Para entender esse cenário, é essencial considerar o contexto sociopolítico em que vive o brasileiro. Nas últimas décadas, as classes mais empobrecidas experimentaram algumas melhorias em suas condições de vida, especialmente durante os anos de políticas sociais mais amplas. Contudo, o apoio de grande parte dessas mesmas classes à extrema direita, que propõe o desmonte de muitas dessas conquistas, levanta questões inquietantes. Por que tantos brasileiros mais pobres passaram a apoiar uma agenda política que, ao fim, parece trabalhar contra seus próprios interesses, retirando direitos e desmantelando políticas públicas que lhes beneficiavam?
Jessé Souza encontra parte da resposta ao focar em dois grupos específicos: o branco pobre e o negro evangélico. Ambos representam facetas diferentes, mas complementares, dessa nova realidade política. Ao explorar as demandas de indivíduos desses grupos, Souza revela um cenário onde o racismo não apenas permeia o discurso dos mais favorecidos, como também é absorvido pelas camadas populares, muitas vezes influenciadas pelo crescente poder das igrejas evangélicas. Essas igrejas, que têm um peso considerável na formação da identidade política de milhões de brasileiros, frequentemente se alinham a discursos conservadores, enfatizando valores morais que reforçam divisões e preconceitos.
O autor ainda destaca como o conservadorismo moral, que ganhou força nas regiões Sul e Sudeste, onde a maioria populacional é branca, foi aos poucos sendo absorvido também pela população racializada, criando uma aliança paradoxal entre segmentos que deveriam, em tese, estar em oposição. Essa estranha sintonia entre a classe média branca e os pobres racializados ecoa a ideia de uma “vingança dos bastardos”, termo que Souza usa para descrever o ressentimento acumulado por aqueles que, historicamente, foram marginalizados e que agora se sentem traídos pelas promessas de um Brasil mais justo e igualitário.
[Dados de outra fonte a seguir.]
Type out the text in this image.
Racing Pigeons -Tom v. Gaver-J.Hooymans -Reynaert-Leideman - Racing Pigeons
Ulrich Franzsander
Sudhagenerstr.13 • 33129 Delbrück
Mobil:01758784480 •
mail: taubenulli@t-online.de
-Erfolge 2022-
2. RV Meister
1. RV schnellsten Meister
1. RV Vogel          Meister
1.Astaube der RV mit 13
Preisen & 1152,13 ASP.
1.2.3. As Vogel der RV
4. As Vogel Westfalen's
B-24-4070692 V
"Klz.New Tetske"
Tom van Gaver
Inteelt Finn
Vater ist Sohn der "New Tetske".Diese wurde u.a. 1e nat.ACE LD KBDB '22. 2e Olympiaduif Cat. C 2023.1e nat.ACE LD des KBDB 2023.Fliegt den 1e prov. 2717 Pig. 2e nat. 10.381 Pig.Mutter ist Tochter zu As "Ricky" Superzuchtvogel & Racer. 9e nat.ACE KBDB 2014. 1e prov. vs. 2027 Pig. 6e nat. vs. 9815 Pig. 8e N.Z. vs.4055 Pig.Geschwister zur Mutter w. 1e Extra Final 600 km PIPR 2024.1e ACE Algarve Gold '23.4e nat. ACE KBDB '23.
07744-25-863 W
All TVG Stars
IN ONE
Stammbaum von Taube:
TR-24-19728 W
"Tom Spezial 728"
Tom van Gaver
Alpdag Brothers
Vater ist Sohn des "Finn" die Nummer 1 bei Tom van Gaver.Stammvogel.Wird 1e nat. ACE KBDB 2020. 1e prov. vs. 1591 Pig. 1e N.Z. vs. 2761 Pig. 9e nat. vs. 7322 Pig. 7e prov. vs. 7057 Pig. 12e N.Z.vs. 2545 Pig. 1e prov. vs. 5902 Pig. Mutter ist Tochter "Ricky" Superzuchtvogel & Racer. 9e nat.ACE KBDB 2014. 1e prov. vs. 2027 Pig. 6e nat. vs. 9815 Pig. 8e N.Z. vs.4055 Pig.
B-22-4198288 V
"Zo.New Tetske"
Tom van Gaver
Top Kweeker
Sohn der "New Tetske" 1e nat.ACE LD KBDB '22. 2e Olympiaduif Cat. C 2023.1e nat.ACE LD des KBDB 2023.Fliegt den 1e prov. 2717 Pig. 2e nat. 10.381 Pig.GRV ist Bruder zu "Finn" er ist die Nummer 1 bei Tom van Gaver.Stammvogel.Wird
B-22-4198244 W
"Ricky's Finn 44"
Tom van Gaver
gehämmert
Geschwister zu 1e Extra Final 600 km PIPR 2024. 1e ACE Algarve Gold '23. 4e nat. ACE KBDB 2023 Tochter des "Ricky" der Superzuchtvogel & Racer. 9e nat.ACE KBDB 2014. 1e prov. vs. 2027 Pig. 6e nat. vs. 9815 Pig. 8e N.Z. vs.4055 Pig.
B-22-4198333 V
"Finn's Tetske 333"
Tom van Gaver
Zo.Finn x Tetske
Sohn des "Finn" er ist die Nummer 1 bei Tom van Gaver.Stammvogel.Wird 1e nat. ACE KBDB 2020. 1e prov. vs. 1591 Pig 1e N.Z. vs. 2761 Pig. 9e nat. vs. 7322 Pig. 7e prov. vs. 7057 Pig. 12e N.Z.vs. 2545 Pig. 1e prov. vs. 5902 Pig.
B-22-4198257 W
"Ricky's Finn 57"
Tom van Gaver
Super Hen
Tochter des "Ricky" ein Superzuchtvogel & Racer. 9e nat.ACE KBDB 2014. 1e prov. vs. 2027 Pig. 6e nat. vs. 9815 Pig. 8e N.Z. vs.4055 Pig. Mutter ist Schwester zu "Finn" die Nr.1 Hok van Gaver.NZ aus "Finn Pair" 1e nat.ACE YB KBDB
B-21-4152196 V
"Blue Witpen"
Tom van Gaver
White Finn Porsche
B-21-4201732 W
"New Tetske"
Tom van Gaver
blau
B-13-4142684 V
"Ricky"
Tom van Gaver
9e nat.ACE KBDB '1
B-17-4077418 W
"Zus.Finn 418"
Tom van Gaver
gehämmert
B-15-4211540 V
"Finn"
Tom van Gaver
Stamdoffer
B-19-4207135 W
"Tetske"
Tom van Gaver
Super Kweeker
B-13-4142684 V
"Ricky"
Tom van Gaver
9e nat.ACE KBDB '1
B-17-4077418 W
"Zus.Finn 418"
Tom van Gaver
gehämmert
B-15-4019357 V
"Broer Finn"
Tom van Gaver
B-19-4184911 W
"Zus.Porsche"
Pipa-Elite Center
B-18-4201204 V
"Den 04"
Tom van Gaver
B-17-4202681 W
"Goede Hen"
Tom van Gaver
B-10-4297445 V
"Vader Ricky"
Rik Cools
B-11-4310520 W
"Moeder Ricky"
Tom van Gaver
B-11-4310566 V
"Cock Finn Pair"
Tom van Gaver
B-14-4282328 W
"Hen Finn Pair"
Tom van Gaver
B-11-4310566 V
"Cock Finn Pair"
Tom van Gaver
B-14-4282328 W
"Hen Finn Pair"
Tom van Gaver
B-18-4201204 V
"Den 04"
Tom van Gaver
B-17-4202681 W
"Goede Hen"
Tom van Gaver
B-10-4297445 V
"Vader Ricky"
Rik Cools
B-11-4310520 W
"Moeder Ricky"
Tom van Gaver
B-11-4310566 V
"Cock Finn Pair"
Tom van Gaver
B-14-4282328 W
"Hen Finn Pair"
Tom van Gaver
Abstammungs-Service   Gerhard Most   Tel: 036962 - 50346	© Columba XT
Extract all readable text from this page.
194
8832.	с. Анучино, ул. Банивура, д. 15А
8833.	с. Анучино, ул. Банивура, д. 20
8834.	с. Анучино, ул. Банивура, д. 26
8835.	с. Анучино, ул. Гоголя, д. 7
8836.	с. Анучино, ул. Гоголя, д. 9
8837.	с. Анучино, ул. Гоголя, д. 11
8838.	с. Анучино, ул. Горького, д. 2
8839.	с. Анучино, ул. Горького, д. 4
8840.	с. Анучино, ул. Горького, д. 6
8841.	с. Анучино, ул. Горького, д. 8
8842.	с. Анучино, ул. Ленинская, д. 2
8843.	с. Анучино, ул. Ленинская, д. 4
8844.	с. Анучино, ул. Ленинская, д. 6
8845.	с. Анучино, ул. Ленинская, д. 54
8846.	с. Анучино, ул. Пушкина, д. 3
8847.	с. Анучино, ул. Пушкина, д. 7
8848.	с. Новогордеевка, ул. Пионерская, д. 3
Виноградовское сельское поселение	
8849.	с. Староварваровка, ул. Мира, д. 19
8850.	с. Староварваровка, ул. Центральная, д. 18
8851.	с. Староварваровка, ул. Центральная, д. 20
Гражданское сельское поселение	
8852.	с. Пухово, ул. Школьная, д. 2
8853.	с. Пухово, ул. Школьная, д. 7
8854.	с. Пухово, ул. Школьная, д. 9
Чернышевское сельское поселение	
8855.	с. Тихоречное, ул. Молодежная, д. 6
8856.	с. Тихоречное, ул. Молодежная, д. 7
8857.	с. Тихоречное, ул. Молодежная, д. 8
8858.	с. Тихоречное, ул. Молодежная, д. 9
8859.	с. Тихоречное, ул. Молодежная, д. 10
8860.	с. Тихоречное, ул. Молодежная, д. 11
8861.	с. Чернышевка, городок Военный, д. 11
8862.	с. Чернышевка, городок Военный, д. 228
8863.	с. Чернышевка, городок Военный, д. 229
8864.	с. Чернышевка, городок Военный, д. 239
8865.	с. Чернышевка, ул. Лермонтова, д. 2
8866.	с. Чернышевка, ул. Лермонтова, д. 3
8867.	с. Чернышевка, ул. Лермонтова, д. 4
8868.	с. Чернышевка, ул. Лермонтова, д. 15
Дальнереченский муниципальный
A análise de Jessé Souza se revela crucial para compreender como o Brasil chegou a um ponto onde uma parte significativa da população vê na extrema direita uma resposta para seus anseios. Ao nos debruçarmos sobre as interseções de raça, religião, e ressentimento social, o sociólogo propõe uma reflexão essencial para entender como essas dinâmicas afetam o tecido social brasileiro e alimentam o atual conservadorismo que molda o futuro do país.